Sumitomo Mitsui More Upbeat About Profit Than Analysts

Sumitomo Mitsui Financial Group Inc. forecast higher profit than analysts estimated in anticipation that loan growth at home and abroad will make up for shrinking interest margins.

Net income will increase 0.8 percent to 760 billion yen ($6.3 billion) in the year ending March, the lender said in a statement Wednesday. The average estimate of 13 analysts surveyed by Bloomberg was for profit to drop to 736 billion yen.

Sumitomo Mitsui President Koichi Miyata said this year will be a “very good one” for lending by the nation’s second-biggest bank by market value as more Japanese companies make capital investments. More than two years of domestic loan growth at major banks hasn’t been enough to spur their lending profitability as record monetary easing under Prime Minister Shinzo Abe constrains interest rates.

“It’s positive to see a higher profit projection from a bank that’s normally very conservative in its outlook,” said Rie Nishihara, a senior analyst at Mizuho Securities Co. in Tokyo. “It’s good to hear that Sumitomo Mitsui is confident in prospects for domestic business in particular, such as lending to small firms and consumers.”

Profit for the year ended March fell 9.8 percent to 753.6 billion yen, the company said. While the total was higher than the bank’s forecast for 700 billion yen, it missed the average 788 billion yen projected by analysts.

The company raised its planned dividend to 140 yen this year from 120 yen last year.

Good Year

“Japan’s economic rebound under Abenomics has finally begun spreading to smaller companies,” Miyata, 61, told reporters in Tokyo. “Domestic lending is clearly turning around and capex demand is solidly increasing as company earnings improve.”

Net interest income, or revenue from lending minus payments on deposits, rose 1.4 percent last fiscal year to 1.5 trillion yen, the Tokyo-based bank said.

Fees and commissions climbed 1.2 percent to 997 billion yen. Net trading and other operating income gained 11 percent to 476 billion yen.

The bank agreed in December to acquire Citigroup Inc.’s Japanese retail banking unit to boost its business targeting wealthy individuals.
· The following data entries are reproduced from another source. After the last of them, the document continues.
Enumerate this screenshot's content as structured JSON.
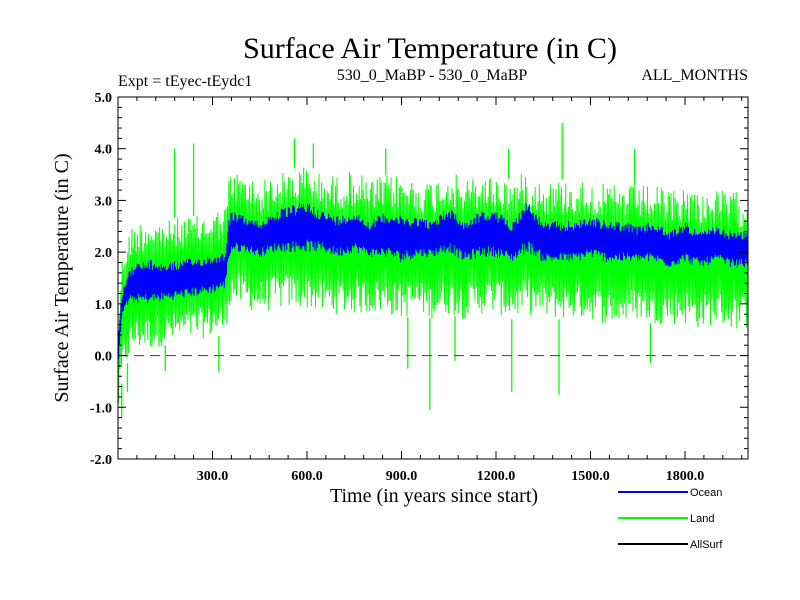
{
  "chart_data": {
    "type": "line",
    "title": "Surface Air Temperature (in C)",
    "subtitle_left": "Expt = tEyec-tEydc1",
    "subtitle_center": "530_0_MaBP - 530_0_MaBP",
    "subtitle_right": "ALL_MONTHS",
    "xlabel": "Time (in years since start)",
    "ylabel": "Surface Air Temperature (in C)",
    "xlim": [
      0,
      2000
    ],
    "ylim": [
      -2.0,
      5.0
    ],
    "x_ticks": [
      300,
      600,
      900,
      1200,
      1500,
      1800
    ],
    "x_tick_labels": [
      "300.0",
      "600.0",
      "900.0",
      "1200.0",
      "1500.0",
      "1800.0"
    ],
    "y_ticks": [
      -2.0,
      -1.0,
      0.0,
      1.0,
      2.0,
      3.0,
      4.0,
      5.0
    ],
    "y_tick_labels": [
      "-2.0",
      "-1.0",
      "0.0",
      "1.0",
      "2.0",
      "3.0",
      "4.0",
      "5.0"
    ],
    "zero_line": 0.0,
    "series": [
      {
        "name": "Ocean",
        "color": "#0000ff",
        "envelope_x": [
          0,
          10,
          20,
          40,
          60,
          100,
          150,
          200,
          250,
          300,
          340,
          350,
          360,
          400,
          450,
          500,
          550,
          600,
          650,
          700,
          750,
          800,
          850,
          900,
          950,
          1000,
          1050,
          1100,
          1150,
          1200,
          1250,
          1300,
          1350,
          1400,
          1450,
          1500,
          1550,
          1600,
          1650,
          1700,
          1750,
          1800,
          1850,
          1900,
          1950,
          2000
        ],
        "envelope_low": [
          -0.2,
          0.6,
          0.9,
          1.0,
          1.0,
          1.0,
          1.05,
          1.1,
          1.15,
          1.2,
          1.3,
          1.8,
          2.0,
          2.0,
          1.9,
          2.0,
          2.0,
          2.0,
          2.0,
          1.9,
          2.0,
          1.9,
          1.9,
          1.8,
          1.9,
          1.9,
          2.0,
          1.8,
          1.9,
          1.9,
          1.8,
          2.0,
          1.8,
          1.8,
          1.8,
          1.9,
          1.8,
          1.8,
          1.8,
          1.8,
          1.7,
          1.8,
          1.7,
          1.8,
          1.7,
          1.7
        ],
        "envelope_high": [
          0.3,
          1.1,
          1.4,
          1.7,
          1.8,
          1.85,
          1.8,
          1.85,
          1.9,
          1.95,
          2.0,
          2.6,
          2.8,
          2.7,
          2.6,
          2.8,
          2.9,
          3.0,
          2.8,
          2.7,
          2.8,
          2.6,
          2.8,
          2.7,
          2.7,
          2.6,
          2.9,
          2.6,
          2.8,
          2.8,
          2.6,
          3.0,
          2.6,
          2.6,
          2.6,
          2.7,
          2.6,
          2.6,
          2.5,
          2.6,
          2.4,
          2.6,
          2.4,
          2.5,
          2.4,
          2.4
        ]
      },
      {
        "name": "Land",
        "color": "#00ff00",
        "envelope_x": [
          0,
          10,
          20,
          40,
          60,
          100,
          150,
          200,
          250,
          300,
          340,
          350,
          360,
          400,
          450,
          500,
          550,
          600,
          650,
          700,
          750,
          800,
          850,
          900,
          950,
          1000,
          1050,
          1100,
          1150,
          1200,
          1250,
          1300,
          1350,
          1400,
          1450,
          1500,
          1550,
          1600,
          1650,
          1700,
          1750,
          1800,
          1850,
          1900,
          1950,
          2000
        ],
        "envelope_low": [
          -1.2,
          -0.6,
          -0.3,
          0.0,
          0.1,
          0.1,
          0.2,
          0.25,
          0.3,
          0.35,
          0.4,
          0.8,
          1.0,
          0.9,
          0.8,
          0.9,
          0.9,
          0.9,
          0.8,
          0.8,
          0.8,
          0.8,
          0.8,
          0.7,
          0.8,
          0.7,
          0.8,
          0.7,
          0.8,
          0.8,
          0.7,
          0.8,
          0.7,
          0.7,
          0.7,
          0.7,
          0.6,
          0.6,
          0.7,
          0.6,
          0.6,
          0.6,
          0.5,
          0.6,
          0.5,
          0.5
        ],
        "envelope_high": [
          0.6,
          1.8,
          2.2,
          2.5,
          2.6,
          2.7,
          2.6,
          2.7,
          2.7,
          2.8,
          2.9,
          3.4,
          3.6,
          3.5,
          3.4,
          3.5,
          3.6,
          3.7,
          3.5,
          3.5,
          3.6,
          3.4,
          3.5,
          3.5,
          3.4,
          3.4,
          3.6,
          3.4,
          3.5,
          3.5,
          3.4,
          3.6,
          3.4,
          3.4,
          3.4,
          3.4,
          3.3,
          3.3,
          3.3,
          3.3,
          3.2,
          3.3,
          3.2,
          3.2,
          3.2,
          3.1
        ],
        "spikes": [
          {
            "x": 180,
            "y": 4.0
          },
          {
            "x": 240,
            "y": 4.1
          },
          {
            "x": 560,
            "y": 4.2
          },
          {
            "x": 620,
            "y": 4.1
          },
          {
            "x": 1410,
            "y": 4.5
          },
          {
            "x": 1640,
            "y": 4.0
          },
          {
            "x": 850,
            "y": 4.0
          },
          {
            "x": 1240,
            "y": 4.0
          },
          {
            "x": 12,
            "y": -1.2
          },
          {
            "x": 30,
            "y": -0.7
          },
          {
            "x": 150,
            "y": -0.3
          },
          {
            "x": 320,
            "y": -0.3
          },
          {
            "x": 920,
            "y": -0.25
          },
          {
            "x": 990,
            "y": -1.05
          },
          {
            "x": 1070,
            "y": -0.1
          },
          {
            "x": 1250,
            "y": -0.7
          },
          {
            "x": 1400,
            "y": -0.75
          },
          {
            "x": 1690,
            "y": -0.15
          }
        ]
      },
      {
        "name": "AllSurf",
        "color": "#000000"
      }
    ],
    "legend": [
      "Ocean",
      "Land",
      "AllSurf"
    ],
    "legend_position": "bottom-right"
  }
}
A stock-market rally and signs of inflation have prompted Japanese to invest more of their savings, giving banks an opportunity to earn more from fee businesses.

Interest Margins

Shares of Sumitomo Mitsui fell 2.6 percent before the report, paring this year’s gain to 20 percent. The benchmark Topix index is up 14 percent in 2015.

The difference between deposit and lending rates at Sumitomo Mitsui’s main banking unit narrowed by eight basis points from a year earlier to 1.29 percent in March, it said. The average interest rate on new loans in Japan was just 0.805 percent in February, close to a record-low 0.767 percent in August, Bank of Japan figures show.

The pace of declines in interest margins has eased but the trend remains, Miyata said. Credit growth abroad has been making up for the narrower margins, he said.

The lending unit had 19.3 trillion yen of loans outstanding overseas as of March, a 22 percent increase from a year earlier.

Since 2012, Sumitomo Mitsui has bought stakes in lenders including Indonesia’s PT Bank Tabungan Pensiunan Nasional and Hong Kong’s Bank of East Asia Ltd. Its investment-banking arm is seeking to increase headcount abroad to expand underwriting and mergers advice, SMBC Nikko Securities Inc. Chief Executive Officer Tetsuya Kubo said last year.

Mitsubishi UFJ Financial Group Inc., Japan’s biggest bank, and Mizuho Financial Group Inc., the third largest, are scheduled to report their results and profit projections Friday.